I Am Not Waiting On Thanksgiving For Black Friday To Arrive!

THE SONIC BOOMER

Did you miss it? Black Friday was Nov. 1.

I know, I know. It used to be the day after Thanksgiving, but now it’s the day after Halloween. Sort of fitting, really. With all the black of Halloween, what’s one more day?

But the “black” in Black Friday really means that retailers are finally able to get solidly “in the black” and stay there through the holidays, making up for slow sales the rest of the year, where they may have been “in the red.”

These days, with the new smooshed-together holiday that I like to call “HalloThanksMas,” nobody can wait. As a retailer, I certainly have a vested interest in pushing up Christmas shopping ever closer to July, but it’s more than that.

The end of the year is a happy time of year.

Halloween is happy because it’s non-denominational, which means that everybody gets to play. It’s fanciful and inventive and seems to get bigger and more dramatic every year. I love it.

Thanksgiving means family, and no matter what sort of weirdoes you have hanging off the twigs of your family tree, you have to admit that it’s at least entertaining to see them once a year.

Christmas isn’t for everyone but, with the entire country swathed in red and green for weeks — even months — the non-Christian end-of-year holidays have also begun to vie for attention. And more is more.

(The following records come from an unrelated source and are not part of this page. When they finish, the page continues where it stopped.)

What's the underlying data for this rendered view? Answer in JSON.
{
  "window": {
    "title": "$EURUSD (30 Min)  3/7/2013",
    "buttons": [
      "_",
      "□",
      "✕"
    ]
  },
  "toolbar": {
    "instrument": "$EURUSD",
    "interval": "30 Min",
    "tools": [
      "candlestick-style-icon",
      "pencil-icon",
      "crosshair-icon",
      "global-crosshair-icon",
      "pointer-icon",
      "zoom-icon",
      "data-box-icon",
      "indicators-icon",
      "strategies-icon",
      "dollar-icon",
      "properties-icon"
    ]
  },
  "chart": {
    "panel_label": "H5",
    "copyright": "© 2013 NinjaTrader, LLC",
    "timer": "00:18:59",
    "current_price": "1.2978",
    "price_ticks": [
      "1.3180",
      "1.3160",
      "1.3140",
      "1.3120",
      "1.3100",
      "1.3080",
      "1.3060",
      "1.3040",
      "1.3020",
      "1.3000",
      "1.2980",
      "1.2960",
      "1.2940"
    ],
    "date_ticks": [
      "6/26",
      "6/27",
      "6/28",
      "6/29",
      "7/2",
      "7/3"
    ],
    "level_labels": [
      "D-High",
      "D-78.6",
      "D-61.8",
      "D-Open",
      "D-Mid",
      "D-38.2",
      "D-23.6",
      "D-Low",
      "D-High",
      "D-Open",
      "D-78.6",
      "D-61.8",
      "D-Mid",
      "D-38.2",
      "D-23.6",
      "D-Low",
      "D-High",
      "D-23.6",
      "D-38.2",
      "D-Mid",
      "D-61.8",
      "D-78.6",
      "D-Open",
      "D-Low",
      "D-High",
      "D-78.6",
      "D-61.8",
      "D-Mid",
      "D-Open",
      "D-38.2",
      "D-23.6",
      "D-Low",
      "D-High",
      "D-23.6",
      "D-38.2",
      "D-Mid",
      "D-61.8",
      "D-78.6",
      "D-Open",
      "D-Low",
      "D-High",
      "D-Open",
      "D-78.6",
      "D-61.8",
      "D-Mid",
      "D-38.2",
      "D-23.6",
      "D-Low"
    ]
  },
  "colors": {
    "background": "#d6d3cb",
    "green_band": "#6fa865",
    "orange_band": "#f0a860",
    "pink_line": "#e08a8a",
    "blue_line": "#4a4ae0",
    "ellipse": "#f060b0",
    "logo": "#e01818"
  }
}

Sometimes I wonder if I opened my antiques store simply because I love to decorate. And, of course, shop. Some of the happiest days of my life are spent at auctions, bidding high on “the unusual” stuff and filling in with the more commonplace.

The back room of my store (ahhhhh, the back room) is my toybox. It’s filled to the rafters with tubs of holiday merchandise, and unloading those tubs is when I really get to kick it into high gear.

The front area of my store is reserved for holiday displays — it gets everyone in the mood, including me. When a holiday like Christmas is approaching, I clear it out and start at the ceiling. I hang as much as I can up there. People don’t expect that, and it gives a wonderful, cluttered feel, which is especially good for holidays like Christmas, the clutteriest of all holidays. I hang stars and angels and flying Santa Clauses and ornaments, and then dangle their price tags down even further, so far that they bop you in the head and scream, “I’m affordable! Buy me!” Sometimes it works.

Then I like to style each haberdashery cabinet or baker’s rack in a different theme — rustic, plaid, glittery silver, antique gold, pastel or (of course!) red-and-green. I cram as many ornaments, trees, ceramics, snow globes, books and gifts in each area as will fit.

Close to the floor are pillows piled alongside 1950s tablecloths, vintage lap robes and dishtowels. Along the counter are my “smalls” — bowls and bowls of tiny ornaments, holiday cookie cutters, jingle bells, gift tags, anything you didn’t realize you needed until you saw how cute it was.

I start planning this layout in August. Customers start asking for it in October. I’d leave it up year-round if I didn’t have to make room for Valentine’s Day. The point is, Black Friday just had to be moved up… for the sheer fun of it.